Project Management Methodologists vs. Theorists

Forrest ChristianProject Management Leave a Comment

Project management in software is hard for a variety of reasons. In the December 3, 2003 edition of the Application Developer Management e-newsletter, Scott Withrow tackled “Selecting a Project Manager”. While he is speaking of specifically ones for software development projects, his thoughts could represent the thinking of a range of business functions. Unfortunately, he gets a couple of points quite dangerously wrong.

Are They [sic] a Theorist or a Practitioner?

Projects’ dynamic nature makes it difficult to develop best practices, whic is where theorists and practitioners part company. Theorists tend to minimize the impact of an organization’s project environment, focusing on how project management practices should be pursued. Practitioners, on the other hand, must react to the many dynamic (and usually conflicting) forces surrounding their projects.
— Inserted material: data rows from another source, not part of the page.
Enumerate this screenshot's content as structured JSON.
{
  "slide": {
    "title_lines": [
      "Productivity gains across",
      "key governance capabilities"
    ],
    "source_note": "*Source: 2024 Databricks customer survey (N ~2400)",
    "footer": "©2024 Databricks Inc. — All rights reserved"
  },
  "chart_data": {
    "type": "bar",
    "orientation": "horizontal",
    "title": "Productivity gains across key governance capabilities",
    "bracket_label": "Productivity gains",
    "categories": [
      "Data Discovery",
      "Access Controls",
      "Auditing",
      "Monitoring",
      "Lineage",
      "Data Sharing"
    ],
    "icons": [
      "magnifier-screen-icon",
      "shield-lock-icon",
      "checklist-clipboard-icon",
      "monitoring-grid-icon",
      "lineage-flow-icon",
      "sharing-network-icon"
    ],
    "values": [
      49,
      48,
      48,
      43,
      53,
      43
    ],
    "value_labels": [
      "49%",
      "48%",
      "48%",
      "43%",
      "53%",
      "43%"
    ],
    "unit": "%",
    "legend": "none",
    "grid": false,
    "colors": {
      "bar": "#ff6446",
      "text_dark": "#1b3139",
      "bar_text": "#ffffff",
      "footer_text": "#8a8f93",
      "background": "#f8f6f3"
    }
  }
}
I’ve met these people that he calls “theorists”: they are hopelessly connected to some pet idea of how something needs to be done. One of my previous clients had these people running the Project Office. They would develop some wretched piece of automation to “help” the project that we actively worked around and, in the end, for which we developed a replacement system that won management’s approval for rollout throughout the enterprise. These people, if they are what Withrow calls “theorists” are actually just Peter-Principled staff who are simply trying to demonstrate their superiority rather than attempting to serve their constituency (the PMs).

These people are not theorists. They do not develop theories. They do not attempt to see the world in a new light. Rather, these are people who don’t perform project management well and have grabbed hold of a popularizer’s work, much like any poor manager who becomes enamored of the latest management fad without really understanding it. For the most part, these so-called “theorists” are very short on theory.

The Practitioners who reject theory are no better to have around. Saying that they will do what it takes to get the job done falls well within a theory of management called “cando-itis”. Because their work has no basis, no “theory” behind it, they cannot recreate previous successes because they don’t understand why it happened.

What Withrow really meant was Methodologists vs. Practitioners. Methodologists are the irritating people because they hold that their way is the only way. We need methodologists to help create new forms of behaviour in project management. However, like in social sciences, these folks tend to be pretty divisive. In risk management, I’ve seen some nasty meetings between practitioners and the PMP methodologists. The best methodology is the one that is working in your current situation. Your methodology will be different in different situations: some just aren’t going to work in another environment.

So, theorists good, methodologists only tolerable at conferences and as authors.